I need to talk so someone, someone that experienced the same thing. Someone that also lost her spouse. May I say widow to widow talk?
Some say that I need get over it and face the reality. Believe me. I am trying so damn hard to face the truth the he’ll never ever going to come back. I’m still keeping my husband’s things, his favourite things. I want and need to show them to my daughter someday when she’s grow up.

Okay gotta stop writing. Risa is just woke up.

Category: Moody, Whats On  2 Comments

A year ago today at 4 :19 AM my little girl Risa Kitamura was born. She was taken from my not-so-comfy womb at week 30 and 3-day due to pregnancy complication Total Placenta Previa. 

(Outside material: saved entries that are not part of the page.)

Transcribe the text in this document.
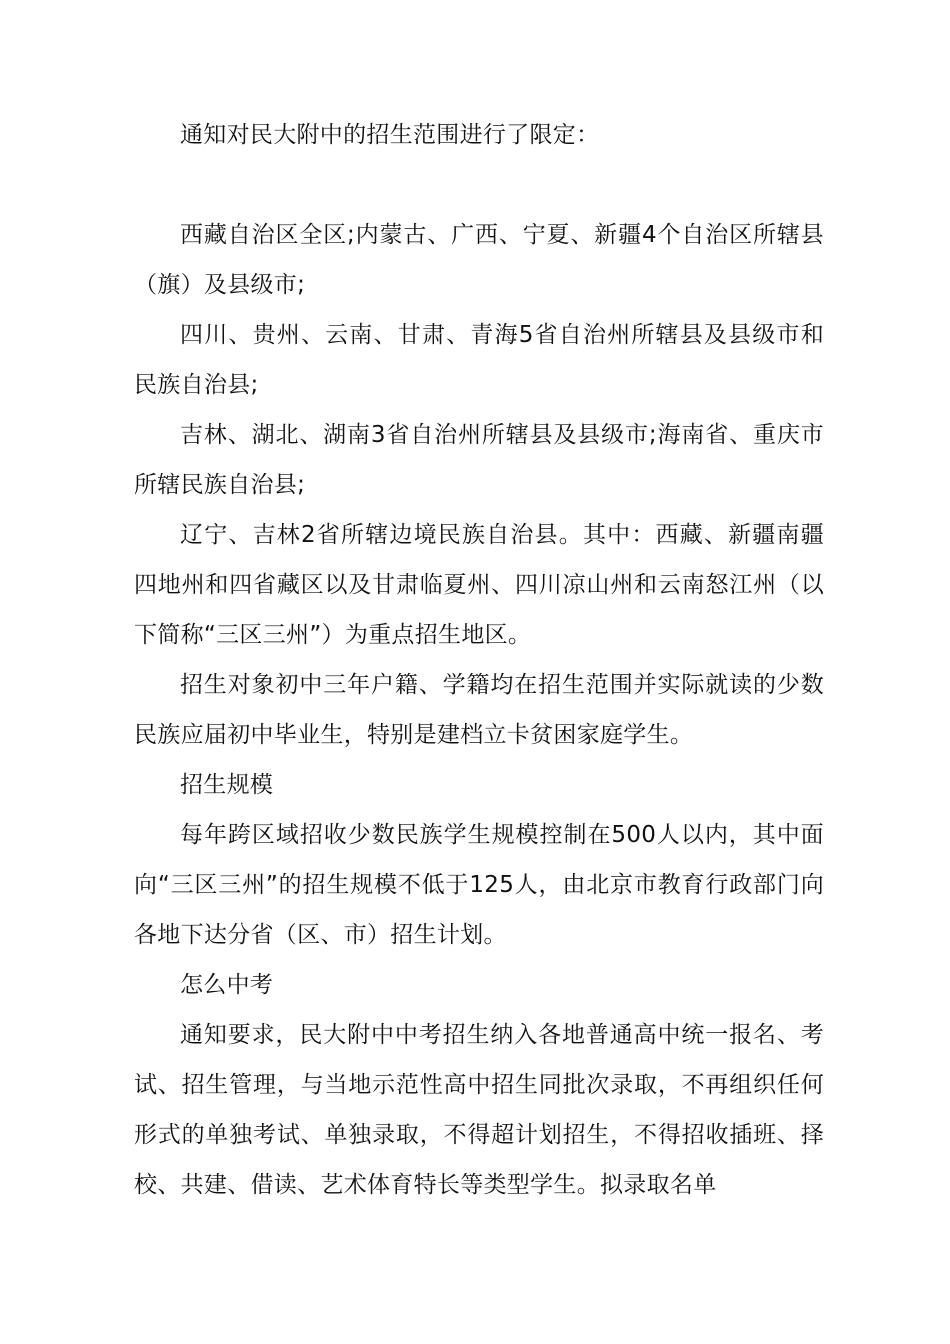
通知对民大附中的招生范围进行了限定：

西藏自治区全区;内蒙古、广西、宁夏、新疆4个自治区所辖县（旗）及县级市;

四川、贵州、云南、甘肃、青海5省自治州所辖县及县级市和民族自治县;

吉林、湖北、湖南3省自治州所辖县及县级市;海南省、重庆市所辖民族自治县;

辽宁、吉林2省所辖边境民族自治县。其中：西藏、新疆南疆四地州和四省藏区以及甘肃临夏州、四川凉山州和云南怒江州（以下简称“三区三州”）为重点招生地区。

招生对象初中三年户籍、学籍均在招生范围并实际就读的少数民族应届初中毕业生，特别是建档立卡贫困家庭学生。

招生规模

每年跨区域招收少数民族学生规模控制在500人以内，其中面向“三区三州”的招生规模不低于125人，由北京市教育行政部门向各地下达分省（区、市）招生计划。

怎么中考

通知要求，民大附中中考招生纳入各地普通高中统一报名、考试、招生管理，与当地示范性高中招生同批次录取，不再组织任何形式的单独考试、单独录取，不得超计划招生，不得招收插班、择校、共建、借读、艺术体育特长等类型学生。拟录取名单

I remember I felt a huge gush bleeding. The blood was all over the bed before the nurse even reach my door room at the hospital.

It was crazy. I will always remember it. The very last night I carry my baby in my belly. I don’t think I’m able to have a baby again since my husband’s now gone. And I don’t intend to remarriage.  My life now is all about Risa. She is all I have now.

A year has passed. Risa is one year old now. It is extremely unfortunate that her father will not be able to watch her grow. But I believe he’s watching us from up there. 

I missed him terribly every second, minute and every single day. The memories of him flashed back every minutes and every day. It’s a dreadful feeling but I have to live with it for the rest of my life. Which is so painful.

Risa is growing. She now can claps her hands but not walking yet. She loves to laugh and smile a lot! I guess she inherited that from me :)

Anyway a friend will be coming over tomorrow. SIL and Niece are here to celebrate Risa’s birthday. Even though Risa’s father won’t be here with us but I know that we, Risa and I are blessed in so many ways. And I believe that someday we will be together again. Reunited with her father.

HAPPY BIRTHDAY MY DARLING RISA!
You are the best thing in my life. My precious little girl. We love you so very very much!